確かにこれは、WarCraft3のインストールKEY以外では得られぬ快楽だ。


とにかく、このインストールKEYを噛むという行為は物凄い快楽であり、脳みそが真っ白になる位の快感である。噛む度に、実に素晴らしい趣味を見つけた幸せ者である自分に酔いしれるのであるけれど、一通り噛みちぎり捨て終えた後に訪れるバッドトリップがかなり酷くて、毎度毎度へこむ。「せめてWE.Skyのreplayくらいは見ておくんだった」などと意気消沈、読めもしない単語の連なる説明書を無作為に眺めて時間が過ぎてゆくのを感じていると、さすがに滅入ったりもするのだけれど「快楽には苦痛が付きものだぜ」などといかにもハードコアなゲーマーぶったコメントを残し、退屈ではなく平凡な日常へと再び身を委ねて過ごしている。

などと書くと「それだけの為に」みたいな空気もするけどそうではなくて、箱は触り心地の良い抱き枕として快適に使っているので、コストパフォーマンス的にも非常に良好。



まあ、これが許される内だけは、やりたくなったらまたやるか、といった趣きであり、一日中4k.grubbyの.wmvムービーを見ていたせいもあってか、ここ数日中にまたWarCraft3のインストールKEYを購入するんだろうな、と思っていたりもする。



世界が僕を痛めつけ、WarCraft3のインストールKEYがそれを癒す。
そういう事だ。

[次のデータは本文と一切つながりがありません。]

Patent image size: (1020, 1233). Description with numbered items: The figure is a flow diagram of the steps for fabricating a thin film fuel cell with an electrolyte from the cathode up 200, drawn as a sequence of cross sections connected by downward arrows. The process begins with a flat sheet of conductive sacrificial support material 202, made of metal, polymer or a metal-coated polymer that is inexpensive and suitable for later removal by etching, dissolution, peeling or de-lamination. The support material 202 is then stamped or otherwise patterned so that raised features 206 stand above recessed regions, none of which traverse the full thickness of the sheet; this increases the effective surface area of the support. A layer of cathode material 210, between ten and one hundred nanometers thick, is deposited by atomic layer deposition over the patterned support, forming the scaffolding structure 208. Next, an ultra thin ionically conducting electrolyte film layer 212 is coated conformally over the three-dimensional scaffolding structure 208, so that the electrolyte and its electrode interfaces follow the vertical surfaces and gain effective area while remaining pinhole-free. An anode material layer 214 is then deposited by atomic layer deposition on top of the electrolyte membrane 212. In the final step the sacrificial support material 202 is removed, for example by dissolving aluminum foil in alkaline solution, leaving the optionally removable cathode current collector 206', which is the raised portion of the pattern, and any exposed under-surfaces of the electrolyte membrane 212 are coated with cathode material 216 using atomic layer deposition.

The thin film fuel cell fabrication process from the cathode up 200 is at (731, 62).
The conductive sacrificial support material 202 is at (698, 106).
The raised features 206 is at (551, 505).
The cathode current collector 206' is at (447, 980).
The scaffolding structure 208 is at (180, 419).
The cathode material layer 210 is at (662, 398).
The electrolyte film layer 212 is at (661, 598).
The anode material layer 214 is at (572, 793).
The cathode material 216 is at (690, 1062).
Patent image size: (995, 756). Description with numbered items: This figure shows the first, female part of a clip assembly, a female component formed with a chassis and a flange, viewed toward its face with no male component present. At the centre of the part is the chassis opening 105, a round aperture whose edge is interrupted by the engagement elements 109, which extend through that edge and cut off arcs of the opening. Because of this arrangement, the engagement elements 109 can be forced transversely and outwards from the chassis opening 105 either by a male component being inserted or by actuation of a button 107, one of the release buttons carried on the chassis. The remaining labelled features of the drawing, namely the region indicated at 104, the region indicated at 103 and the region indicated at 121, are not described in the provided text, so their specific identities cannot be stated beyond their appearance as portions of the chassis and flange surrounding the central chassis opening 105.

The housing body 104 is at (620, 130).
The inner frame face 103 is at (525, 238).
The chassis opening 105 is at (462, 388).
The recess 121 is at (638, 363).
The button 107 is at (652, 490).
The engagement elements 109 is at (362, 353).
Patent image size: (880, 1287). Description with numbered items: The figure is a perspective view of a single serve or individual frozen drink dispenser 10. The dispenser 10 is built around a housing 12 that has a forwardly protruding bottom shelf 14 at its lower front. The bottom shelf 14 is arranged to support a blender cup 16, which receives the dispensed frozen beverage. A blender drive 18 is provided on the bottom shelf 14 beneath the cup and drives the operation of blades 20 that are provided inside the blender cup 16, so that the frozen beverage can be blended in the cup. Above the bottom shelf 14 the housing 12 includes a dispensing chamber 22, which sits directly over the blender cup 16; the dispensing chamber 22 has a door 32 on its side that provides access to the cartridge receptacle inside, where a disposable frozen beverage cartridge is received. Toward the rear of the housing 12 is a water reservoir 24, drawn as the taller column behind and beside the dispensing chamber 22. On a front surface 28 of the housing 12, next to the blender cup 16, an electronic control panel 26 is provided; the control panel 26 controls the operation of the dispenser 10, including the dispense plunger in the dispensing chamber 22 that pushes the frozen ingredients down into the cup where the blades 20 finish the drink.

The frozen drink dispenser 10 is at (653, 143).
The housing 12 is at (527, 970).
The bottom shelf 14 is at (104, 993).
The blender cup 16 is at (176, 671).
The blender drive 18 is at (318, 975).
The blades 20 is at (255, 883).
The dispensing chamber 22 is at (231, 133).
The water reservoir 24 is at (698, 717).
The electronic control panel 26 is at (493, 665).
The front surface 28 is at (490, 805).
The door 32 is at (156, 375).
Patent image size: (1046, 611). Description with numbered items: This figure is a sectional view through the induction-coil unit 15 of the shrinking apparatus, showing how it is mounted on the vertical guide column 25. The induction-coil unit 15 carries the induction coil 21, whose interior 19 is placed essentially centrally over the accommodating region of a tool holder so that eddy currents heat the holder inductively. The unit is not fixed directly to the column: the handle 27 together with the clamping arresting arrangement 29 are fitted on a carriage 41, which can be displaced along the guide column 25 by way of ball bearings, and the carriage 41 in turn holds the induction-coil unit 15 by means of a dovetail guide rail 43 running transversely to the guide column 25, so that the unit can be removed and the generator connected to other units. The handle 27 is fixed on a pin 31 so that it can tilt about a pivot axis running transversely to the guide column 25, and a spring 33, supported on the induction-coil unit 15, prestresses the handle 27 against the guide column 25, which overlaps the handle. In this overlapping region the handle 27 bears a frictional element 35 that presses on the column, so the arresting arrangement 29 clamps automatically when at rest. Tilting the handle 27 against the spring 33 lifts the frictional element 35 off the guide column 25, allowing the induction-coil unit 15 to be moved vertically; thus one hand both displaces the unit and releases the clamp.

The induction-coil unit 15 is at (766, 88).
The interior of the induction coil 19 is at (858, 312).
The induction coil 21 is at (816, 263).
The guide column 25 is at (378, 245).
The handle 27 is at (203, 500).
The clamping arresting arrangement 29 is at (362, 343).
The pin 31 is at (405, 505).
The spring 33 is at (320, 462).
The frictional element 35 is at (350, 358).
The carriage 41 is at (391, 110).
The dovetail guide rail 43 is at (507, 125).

単調でワンパターン。いつだってそう。
結局の所、僕を救ってくれるのはゲームだけだ。
もう何も信じられなくなった。それさえも。





インストールKEYの剥がれた跡に残った少しの粘着糊を、人差し指と中指でペタペタやっている間だけは、自分がまるでまともな人間であるかのような錯覚に囚われ、心の中が慈愛で満ちる。WarCraft3だから成せる業だ。素晴らしいゲームだ。



とりあえず、おそらく今の具合で行くと、あと数日くらいは動画や画像や文章を見て、指をくわえたりしながらも、手にしているものについて色々考え願いながらも我慢して、やがてどうにもならなくなる。そうなったらば、また買おう。WarCraft3をもういちど。
DiabloIIの5回を超える、6回購入したゲームが芽生えて育ち、生まれつつある。そんなとこ。今はただ、それが来るのを静かに待とう。あと数日は信じてみよう。堪えよう。












願わくばDOTA allstars?
いや、贅沢は言わない。
過ぎたるものは望まない。
分相応に身の丈に、インストールKEYで十分だ。